In a photolithography process of semiconductor manufacturing processes, a photomask is used. With the miniaturization of semiconductor devices, a demand for miniaturization in this photolithography process has been increasing. Particularly, an increase in NA of an exposure apparatus using ArF exposure light (193 nm) has proceeded for adaptation to the miniaturization and a further increase in NA is proceeding following the introduction of the immersion exposure technique. For adaptation to the demand for the high miniaturization and the increase in NA described above, it is required to enhance the flatness of a photomask. That is, in view of the fact that the allowable width of position offset of a transfer pattern due to the flatness has been reduced with the reduction in pattern line width and that the focal depth in the photolithography process has been reduced with the increase in NA, the flatness of main surfaces of a mask substrate, particularly the main surface on the side where a pattern is to be formed (hereinafter, the main surface on this side will be referred to simply as a main surface or a substrate main surface), is becoming unignorable.
FIG. 6 is diagrams showing the shapes of a substrate of a photomask before (before suction) and after (after suction) the photomask is chucked in an exposure apparatus, wherein FIG. 6(a) is a diagram showing the shape of the substrate before suction while FIG. 6(b) shows the shape of the substrate after suction. As seen from FIG. 6(a), four corners of the substrate are a little higher than chuck areas of a main surface and the height gradually increases toward its central portion. That is, generally circular contour lines are shown in the substrate before suction. In the substrate after suction, generally rectangular contour lines are shown as seen from FIG. 6(b). In this manner, when the photomask is chucked on a mask stage of the exposure apparatus by a vacuum chuck, it may happen that the photomask is largely deformed upon chucking due to the affinity with the mask stage or the vacuum chuck.

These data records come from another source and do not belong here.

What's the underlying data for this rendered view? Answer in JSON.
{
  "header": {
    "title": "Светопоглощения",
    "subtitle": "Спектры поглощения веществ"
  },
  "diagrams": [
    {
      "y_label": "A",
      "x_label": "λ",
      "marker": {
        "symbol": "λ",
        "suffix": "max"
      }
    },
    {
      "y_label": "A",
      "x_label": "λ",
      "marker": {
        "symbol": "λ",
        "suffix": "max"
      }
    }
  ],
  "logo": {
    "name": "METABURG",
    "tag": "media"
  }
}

Conventionally, since the product management is conducted in terms of the flatness of the photomask before chucking, it may happen that even if the photomask is excellent with its main surface shape having high flatness before chucking, when the photomask is chucked on the mask stage of the exposure apparatus, the photomask is deformed depending on the affinity with the mask stage or the vacuum chuck so that the flatness thereof is largely degraded. This tendency is remarkable particularly in the case of a substrate that tends to be distorted due to low symmetry of the shape of its main surface. Thus, it is becoming necessary to consider the flatness of the photomask when it is chucked by the vacuum chuck. There has conventionally been proposed a method of selecting a mask substrate having good flatness after chucking on a mask stage of an exposure apparatus (see, e.g. Patent Document 1).